Here’s some of the first chapter of Wallace’s The Pale King:
Some cows come overhead then, three of four, not a murder, on the wing, silent with intent, corn-bound for the pasture’s wire beyond which one horse smells at the other’s behind, the lead horse’s tail obligingly lifted. Your shoes’ brand incised in the dew. An alfalfa breeze. Socks’ burr. Dry scratching inside a culvert. Rusted wire and tilting posts more a symbol of restraint than a fence per se. NO HUNTING. The shush of the interstate off past the windbreak. The pasture’s crows standing at angles, turning up patties to get at the worms underneath, the shapes of the worms incised in the overturned dung and baked by the sun all day until hardened, there to stay, tiny vacant lines in rows and inset curls that do not close because head never quite touches tail.
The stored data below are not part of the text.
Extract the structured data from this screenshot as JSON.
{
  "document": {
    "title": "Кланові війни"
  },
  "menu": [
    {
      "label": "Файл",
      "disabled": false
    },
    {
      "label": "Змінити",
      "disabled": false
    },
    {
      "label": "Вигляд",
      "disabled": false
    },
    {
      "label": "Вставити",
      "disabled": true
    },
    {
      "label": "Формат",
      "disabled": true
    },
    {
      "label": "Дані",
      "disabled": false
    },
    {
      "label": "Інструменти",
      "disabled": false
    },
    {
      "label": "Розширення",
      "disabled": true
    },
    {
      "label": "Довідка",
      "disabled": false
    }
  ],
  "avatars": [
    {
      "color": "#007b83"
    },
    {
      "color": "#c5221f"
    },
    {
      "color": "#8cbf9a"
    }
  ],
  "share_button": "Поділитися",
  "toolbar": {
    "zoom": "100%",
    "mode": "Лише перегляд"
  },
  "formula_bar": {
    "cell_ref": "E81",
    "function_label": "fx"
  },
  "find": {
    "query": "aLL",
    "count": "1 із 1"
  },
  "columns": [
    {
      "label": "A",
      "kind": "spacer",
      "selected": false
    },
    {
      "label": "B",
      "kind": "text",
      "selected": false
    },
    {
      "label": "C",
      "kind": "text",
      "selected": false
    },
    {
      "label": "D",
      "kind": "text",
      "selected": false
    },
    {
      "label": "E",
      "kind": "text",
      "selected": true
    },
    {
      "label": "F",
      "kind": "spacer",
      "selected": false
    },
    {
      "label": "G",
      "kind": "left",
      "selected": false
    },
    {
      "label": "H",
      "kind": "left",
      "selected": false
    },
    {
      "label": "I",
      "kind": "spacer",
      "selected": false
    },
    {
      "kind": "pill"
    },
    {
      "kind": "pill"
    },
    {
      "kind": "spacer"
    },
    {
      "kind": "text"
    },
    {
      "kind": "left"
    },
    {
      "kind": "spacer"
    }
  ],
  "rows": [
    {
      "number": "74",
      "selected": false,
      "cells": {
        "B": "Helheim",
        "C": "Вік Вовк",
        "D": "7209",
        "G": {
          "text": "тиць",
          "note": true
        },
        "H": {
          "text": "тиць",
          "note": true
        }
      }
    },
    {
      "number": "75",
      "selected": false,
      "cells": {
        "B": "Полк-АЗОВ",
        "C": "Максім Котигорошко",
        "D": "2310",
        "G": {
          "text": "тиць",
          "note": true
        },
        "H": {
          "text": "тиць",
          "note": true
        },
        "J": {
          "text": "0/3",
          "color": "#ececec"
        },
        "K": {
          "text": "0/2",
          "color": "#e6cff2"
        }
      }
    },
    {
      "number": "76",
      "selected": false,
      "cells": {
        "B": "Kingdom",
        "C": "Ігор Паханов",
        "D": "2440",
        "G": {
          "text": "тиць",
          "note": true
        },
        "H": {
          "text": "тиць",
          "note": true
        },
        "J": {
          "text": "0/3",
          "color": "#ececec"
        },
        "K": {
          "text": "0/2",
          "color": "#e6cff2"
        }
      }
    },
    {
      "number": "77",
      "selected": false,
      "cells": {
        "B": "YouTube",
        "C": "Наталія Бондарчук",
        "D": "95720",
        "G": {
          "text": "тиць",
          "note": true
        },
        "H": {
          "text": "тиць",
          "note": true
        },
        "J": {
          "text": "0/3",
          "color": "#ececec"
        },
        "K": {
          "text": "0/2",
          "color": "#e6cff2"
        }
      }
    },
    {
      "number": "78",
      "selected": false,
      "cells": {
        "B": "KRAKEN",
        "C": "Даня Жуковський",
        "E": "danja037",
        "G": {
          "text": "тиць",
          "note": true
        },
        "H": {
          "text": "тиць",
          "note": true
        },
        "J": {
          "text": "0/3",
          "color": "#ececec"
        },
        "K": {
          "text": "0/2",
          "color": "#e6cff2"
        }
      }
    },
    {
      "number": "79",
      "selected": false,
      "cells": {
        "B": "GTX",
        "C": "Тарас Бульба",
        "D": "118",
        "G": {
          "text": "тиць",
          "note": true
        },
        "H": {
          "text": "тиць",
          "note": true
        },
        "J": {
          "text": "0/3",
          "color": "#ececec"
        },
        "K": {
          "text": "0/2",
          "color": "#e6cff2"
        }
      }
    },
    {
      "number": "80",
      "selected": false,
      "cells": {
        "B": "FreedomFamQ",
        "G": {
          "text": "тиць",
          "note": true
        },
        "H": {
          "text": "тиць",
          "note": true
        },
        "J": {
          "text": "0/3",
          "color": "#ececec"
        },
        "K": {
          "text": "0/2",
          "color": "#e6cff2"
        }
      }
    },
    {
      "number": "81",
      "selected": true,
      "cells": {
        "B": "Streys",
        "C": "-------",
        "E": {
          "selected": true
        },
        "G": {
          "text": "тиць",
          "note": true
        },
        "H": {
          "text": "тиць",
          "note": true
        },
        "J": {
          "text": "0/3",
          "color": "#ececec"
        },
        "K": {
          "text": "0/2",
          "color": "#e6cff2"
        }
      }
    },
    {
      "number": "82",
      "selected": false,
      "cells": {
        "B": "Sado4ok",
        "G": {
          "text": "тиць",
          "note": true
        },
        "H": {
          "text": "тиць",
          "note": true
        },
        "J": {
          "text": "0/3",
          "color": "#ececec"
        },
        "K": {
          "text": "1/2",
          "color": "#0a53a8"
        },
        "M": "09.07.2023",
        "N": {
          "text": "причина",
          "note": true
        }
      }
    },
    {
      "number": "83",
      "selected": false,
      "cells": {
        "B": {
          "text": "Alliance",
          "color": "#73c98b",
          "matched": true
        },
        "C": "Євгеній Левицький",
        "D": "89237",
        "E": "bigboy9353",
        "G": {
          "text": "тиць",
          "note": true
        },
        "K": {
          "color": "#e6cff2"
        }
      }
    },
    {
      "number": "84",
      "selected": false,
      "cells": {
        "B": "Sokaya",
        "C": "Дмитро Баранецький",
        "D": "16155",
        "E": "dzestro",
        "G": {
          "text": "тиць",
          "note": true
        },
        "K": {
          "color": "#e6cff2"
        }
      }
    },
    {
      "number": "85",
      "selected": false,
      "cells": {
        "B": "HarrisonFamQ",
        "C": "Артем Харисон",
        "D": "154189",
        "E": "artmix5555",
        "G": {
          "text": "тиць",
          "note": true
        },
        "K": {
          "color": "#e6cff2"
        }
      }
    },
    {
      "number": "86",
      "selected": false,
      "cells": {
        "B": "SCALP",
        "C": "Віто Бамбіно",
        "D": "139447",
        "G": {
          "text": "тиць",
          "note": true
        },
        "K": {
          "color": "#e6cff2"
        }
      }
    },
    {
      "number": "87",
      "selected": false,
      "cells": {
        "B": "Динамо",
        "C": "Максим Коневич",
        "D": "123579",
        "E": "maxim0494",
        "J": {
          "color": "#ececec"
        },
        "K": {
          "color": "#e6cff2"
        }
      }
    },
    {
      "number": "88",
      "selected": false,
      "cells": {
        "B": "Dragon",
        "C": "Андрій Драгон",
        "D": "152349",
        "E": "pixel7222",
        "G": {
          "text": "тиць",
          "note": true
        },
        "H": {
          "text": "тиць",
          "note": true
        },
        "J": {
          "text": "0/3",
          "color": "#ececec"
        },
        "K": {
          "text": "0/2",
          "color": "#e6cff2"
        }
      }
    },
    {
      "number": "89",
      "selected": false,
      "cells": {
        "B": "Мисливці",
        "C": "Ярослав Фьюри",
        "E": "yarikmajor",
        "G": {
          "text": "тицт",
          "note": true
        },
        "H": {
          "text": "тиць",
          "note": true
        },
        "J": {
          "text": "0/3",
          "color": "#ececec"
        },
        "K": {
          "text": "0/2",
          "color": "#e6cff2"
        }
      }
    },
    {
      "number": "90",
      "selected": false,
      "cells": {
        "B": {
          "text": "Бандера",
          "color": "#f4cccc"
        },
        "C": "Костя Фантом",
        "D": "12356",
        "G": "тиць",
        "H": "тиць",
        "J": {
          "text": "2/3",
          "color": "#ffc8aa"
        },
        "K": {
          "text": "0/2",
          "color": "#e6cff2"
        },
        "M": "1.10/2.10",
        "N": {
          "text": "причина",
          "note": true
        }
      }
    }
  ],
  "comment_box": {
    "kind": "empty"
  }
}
Read these.
What really strikes me most about this snippet is the number of things being read or up for interpretation. The crows are reading, in a way. The shoe is writing. The worms’ bodies are writing. The horse is inspecting. Etc. Much is going on in the world.
It may seem cliche, but I remember watching old movies and being incredibly jealous of Native American trackers who could pick up a leaf and know which direction someone fled. The ability to know something so large–e.g. the world–and to read it so astutely strikes me as more magical than magic.
Of course, none of these writings are alphabetical. They are symbolic. But is that not a form of writing, too? Do we read logos?
Computer code, to me, seems like just the most sophisticated iteration of the cavewall handprint, and the projection of a website the full image of a horse and bull in motion. The handprint is smaller. On silicon. And the image is shifting. We are still trying to tell other people where the best places to go are, where to avoid, and what we think and believe. But now the cave is in the home, atomized, not unitary.
As a spark off this main fire, I remember the large projection big screen TVs of the late 80s and early 90s, and how if an image was left on the screen too long, it would burn into the screen, effectively ruining it. The same with computer screens. Ironic, I think, that so long ago, permanency was sought after, while we are actively writing more code (think: screen savers) to wipe the permanent away.
Our hands are getting smaller, and the cavewall is getting ever wider.